March 8, 2013 – Willie McDougle’s trial counsel was not ineffective for failing to object to a medical examiner’s testimony, a state appeals court has ruled while affirming McDougle’s first-degree intentional homicide conviction.
In 2007, McDougle was accused and convicted of shooting and killing Larry Ponder at the Diamonds Pub in Milwaukee. At trial, witnesses said they saw McDougle shoot Ponder. McDougle, who did not testify at trial, argued that he didn’t shoot anybody.
Medical examiner Christopher Poulos testified for the state. Dr. Poulos was present during Ponder’s autopsy, but did not perform it.
He relied on the autopsy protocol followed by another examiner, Dr. Jeffrey Jentzen, and other evidence to conclude that Ponder died of blood loss from multiple gunshot wounds. Jentzen no longer works for the medical examiner’s office.
However, Poulos did not agree with all the conclusions reached by Jentzen, whose autopsy reports were admitted into evidence. Counsel made no objections.
In his postconviction motion for relief, McDougle argued that his lawyer should have objected to Poulos’s testimony on the grounds that he did not perform the autopsy – he “merely testified as to the opinions and findings of Dr. Jentzen.” This was a violation of McDougle’s right to confront the witnesses against him, McDougle asserted.
He also said Jentzen’s autopsy reports were inadmissible as testimonial hearsay. The circuit court rejected McDougle’s arguments, and in State v. McDougal, 2011AP2852-CR (March 5, 2013), the District I Wisconsin Court of Appeals affirmed.
“[T]estimony and documentation confirming that the victim died of blood loss from gunshot wounds was unnecessary, its admission was harmless, and trial counsel’s failure to object did not subject McDougle to prejudice,” Judge Patricia Curley wrote.
The three-judge appeals panel noted that several witnesses testified that they saw McDougle shoot Ponder at close range. The court also rejected the assertion that proving a Confrontation Clause violation precludes the need to show prejudice.
“The Bullcoming court did not hold that the prejudice analysis was not applicable to Confrontation Clause violations,” wrote Judge Curley, referring to the U.S. Supreme Court’s decision in Bullcoming v. New Mexico, 131 S. Ct. 2705 (2011).
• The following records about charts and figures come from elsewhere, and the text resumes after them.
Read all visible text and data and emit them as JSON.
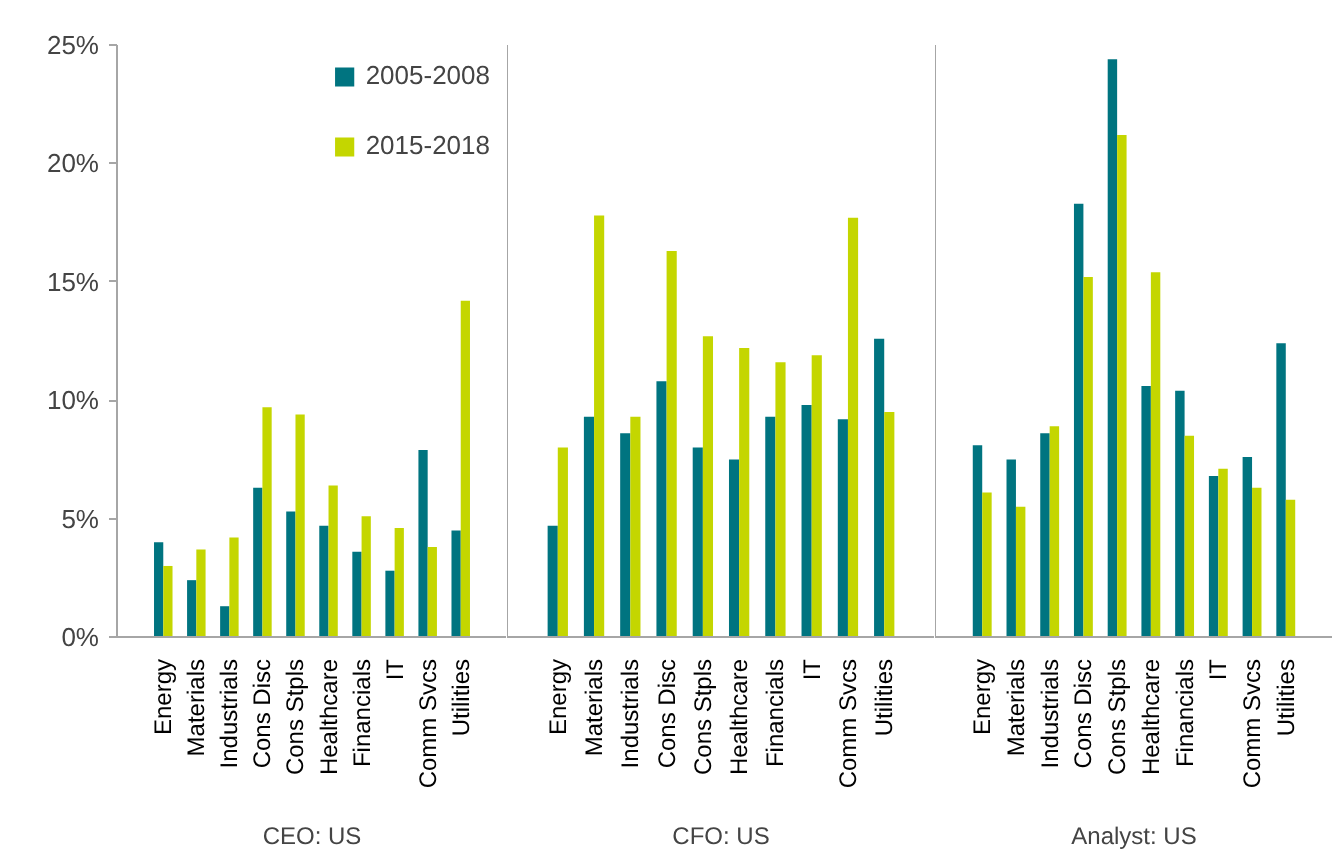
{
  "chart_data": [
    {
      "type": "bar",
      "xlabel": "CEO: US",
      "categories": [
        "Energy",
        "Materials",
        "Industrials",
        "Cons Disc",
        "Cons Stpls",
        "Healthcare",
        "Financials",
        "IT",
        "Comm Svcs",
        "Utilities"
      ],
      "ylim": [
        0,
        25
      ],
      "yticks": [
        {
          "value": 0,
          "label": "0%"
        },
        {
          "value": 5,
          "label": "5%"
        },
        {
          "value": 10,
          "label": "10%"
        },
        {
          "value": 15,
          "label": "15%"
        },
        {
          "value": 20,
          "label": "20%"
        },
        {
          "value": 25,
          "label": "25%"
        }
      ],
      "legend": "top right",
      "series": [
        {
          "name": "2005-2008",
          "color": "#007480",
          "values": [
            4.0,
            2.4,
            1.3,
            6.3,
            5.3,
            4.7,
            3.6,
            2.8,
            7.9,
            4.5
          ]
        },
        {
          "name": "2015-2018",
          "color": "#c4d600",
          "values": [
            3.0,
            3.7,
            4.2,
            9.7,
            9.4,
            6.4,
            5.1,
            4.6,
            3.8,
            14.2
          ]
        }
      ]
    },
    {
      "type": "bar",
      "xlabel": "CFO: US",
      "categories": [
        "Energy",
        "Materials",
        "Industrials",
        "Cons Disc",
        "Cons Stpls",
        "Healthcare",
        "Financials",
        "IT",
        "Comm Svcs",
        "Utilities"
      ],
      "ylim": [
        0,
        25
      ],
      "tick_labels": "x",
      "series": [
        {
          "color": "#007480",
          "values": [
            4.7,
            9.3,
            8.6,
            10.8,
            8.0,
            7.5,
            9.3,
            9.8,
            9.2,
            12.6
          ]
        },
        {
          "color": "#c4d600",
          "values": [
            8.0,
            17.8,
            9.3,
            16.3,
            12.7,
            12.2,
            11.6,
            11.9,
            17.7,
            9.5
          ]
        }
      ]
    },
    {
      "type": "bar",
      "xlabel": "Analyst: US",
      "categories": [
        "Energy",
        "Materials",
        "Industrials",
        "Cons Disc",
        "Cons Stpls",
        "Healthcare",
        "Financials",
        "IT",
        "Comm Svcs",
        "Utilities"
      ],
      "ylim": [
        0,
        25
      ],
      "tick_labels": "x",
      "series": [
        {
          "color": "#007480",
          "values": [
            8.1,
            7.5,
            8.6,
            18.3,
            24.4,
            10.6,
            10.4,
            6.8,
            7.6,
            12.4
          ]
        },
        {
          "color": "#c4d600",
          "values": [
            6.1,
            5.5,
            8.9,
            15.2,
            21.2,
            15.4,
            8.5,
            7.1,
            6.3,
            5.8
          ]
        }
      ]
    }
  ]
}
McDougle’s argument that counsel was ineffective for failing to object to evidence that he previously committed two felonies was also rejected.
McDougle was also charged as a felon in possession of a firearm. He said that charge only required the jury to hear about one prior felony, not two, and allowing that evidence influenced the jury’s perception of him as a “habitual lawbreaker.”
“[T]hat two convictions were admitted instead of one is simply not enough to show that trial counsel’s performance was deficient,” Judge Curley wrote.